Erst später wurden die Risken des Verkaufs von Staatsbürgerschaften (“Goldene Pässe”) und Einreise- und Aufenthaltsgenehmigungen (“Goldene Visa”) zugunsten von vermögenden Investoren aus Drittstaaten erkannt und kritisch beurteilt, da diese sowohl das “genuine link” – Kriterium des Völkerrechts, als auch die europarechtlichen Grundsätze der loyalen Zusammenarbeit und der Integrität des Status der Unionsbürgerschaft massiv verletzten.
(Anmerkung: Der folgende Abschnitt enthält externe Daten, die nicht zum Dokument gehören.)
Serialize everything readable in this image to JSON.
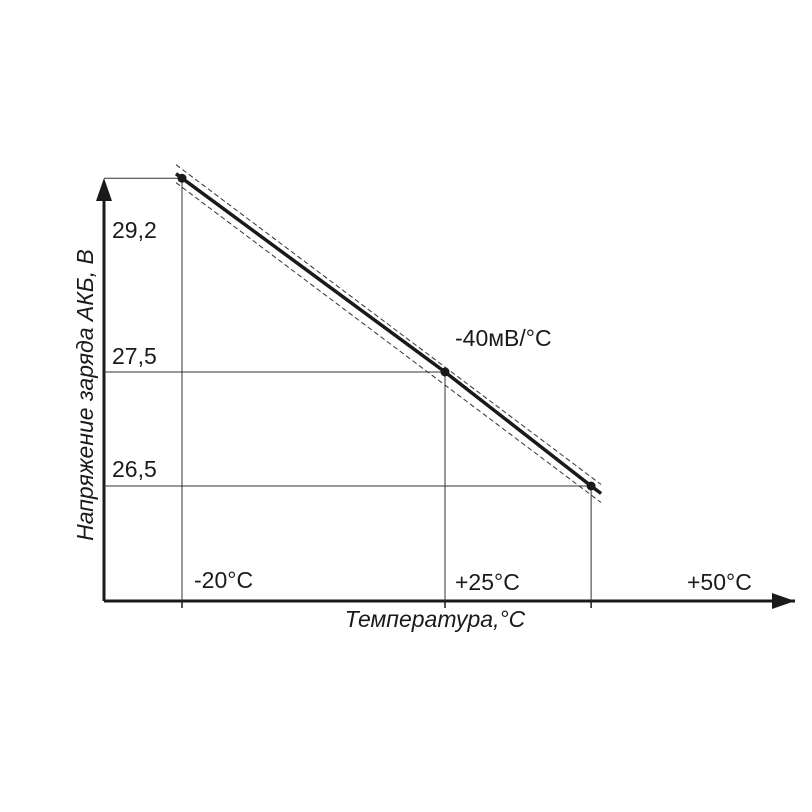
{
  "chart_data": {
    "type": "line",
    "title": "",
    "xlabel": "Температура,°C",
    "ylabel": "Напряжение заряда АКБ, В",
    "x_tick_labels": [
      "-20°C",
      "+25°C",
      "+50°C"
    ],
    "y_tick_labels": [
      "29,2",
      "27,5",
      "26,5"
    ],
    "series": [
      {
        "points": [
          {
            "x": -20,
            "y": 29.2
          },
          {
            "x": 25,
            "y": 27.5
          },
          {
            "x": 50,
            "y": 26.5
          }
        ]
      }
    ],
    "tolerance_band": "dashed",
    "annotation": "-40мВ/°C",
    "colors": {
      "line": "#1a1a1a",
      "grid": "#333333"
    }
  }
}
Aus Platzgründen kann die nachstehende Untersuchung diese komplexen Probleme allerdings nicht in ihrer Gesamtheit anführen, sondern nur versuchen, diese so kompakt als möglich darzustellen.

Ausgangslage des Problems

Dass Staaten aus einer Reihe von Gründen bereit sind, die ihnen (völkerrechtlich) vorgegebene “Nahebeziehung” bei der (staatsrechtlichen) Einbürgerung von Drittstaatern nicht nur zu vernachlässigen, sondern sogar bewusst zu unterlaufen, ist ein Faktum. Dass sie dabei aber zugleich auch unionsrechtliche Pflichten verletzen, wird einem erst dann bewusst, wenn man sich vor Augen hält, dass mit dem Erwerb der Staatsbürgerschaft eines EU-Mitgliedsstaates automatisch auch die Unionsbürgerschaft in der EU, mit all ihren Vorrechten, erworben wird. Insoferne hängen Staatsbürgerschaft und Unionsbürgerschaft sehr eng zusammen und bedingen sich gegenseitig. Diese Überlegung wird aber von den Mitgliedstaaten der EU, die gegen Geldleistungen oder Investitionen im Inland Pässe und Visa an Drittstaater vergeben, die keine wie immer geartete Nahebeziehung zu ihnen haben, bewußt mißachtet. Nachstehend sollen die wichtigsten von ihnen kurz aufgelistet werden.

Bulgarien

In Bulgarien wird der Verkauf von Pässen seit 2005 ermöglicht, wobei eine Gesamtinvestition in Höhe von 1 Mio. Euro für ein beschleunigtes Einbürgerungsverfahren nach der bestehenden Staatsbürgerschaftsregelung für Investoren erforderlich ist. Nach einer Reihe früherer Vorfälle kam es im Jahr 2016 in Bulgarien zu einem veritablen Pass-Skandal. Rund 40.000 Staatsbürgerschaften sollen in den letzten fünf Jahren an Mazedonier und Albaner verkauft worden sein. Aufgedeckt wurde der Verkauf dieser “Goldenen Pässe” bereits 2014, und zwar durch die damalige Direktorin im Staatsbürgerschaftsrat, Katya Mateva, die Alarm schlug, als sie bemerkte, dass gegen Schmiergeldzahlungen falsche Herkunfsbescheinigungen an Albaner und Mazedonier ausgestellt wurden, die gar keine bulgarischen Vorfahren hatten. Sie wurde daraufhin im August 2016 vom damaligen Justizminister, Tsetska Tsacheva, fristlos aus dem Staatsdienst entlassen.[2] Nach ihrer Entlassung nahm die Zahl der verkauften “Goldenen Pässe” exponentiell zu. Ende 2020 bestätigte der Oberste Verwaltungsgerichtshof (SAC) Bulgariens die Rechtswidrigkeit ihrer Entlasssung.[3]

Rumänien

Noch größere Ausmaße nimmt der Pass-Skandal in Rumänien ein, das allein 2011 und 2012 rund 152.000 Ausländer, zumeist aus der Nachbarrepublik Moldau stammend, eingebürgert hat.[4] Der rumänische Staatspräsident Traian Basescu erklärte in diesem Zusammenhang, dass er insgesamt 700.000 bis 800.000 moldawische Anträge auf eine rumänische Staatsbürgerschaft erwarte. Moldau ist ein Kleinstaat mit etwa 3,5 bis 4 Mio. Einwohnern. Rumänien vergab zwischen 1991 und 2012 im Rahmen des sog. “vereinfachten Verfahrens” an 335.000 Ausländer seine Staatsbürgerschaft, vor allem an Moldauer und Ukrainer. Während das Interesse an rumänischen Pässen in den ersten 15 Jahren eher gering war, änderte sich dies schlagartig mit dem Beitritt Rumäniens zur EU im Jahre 2007.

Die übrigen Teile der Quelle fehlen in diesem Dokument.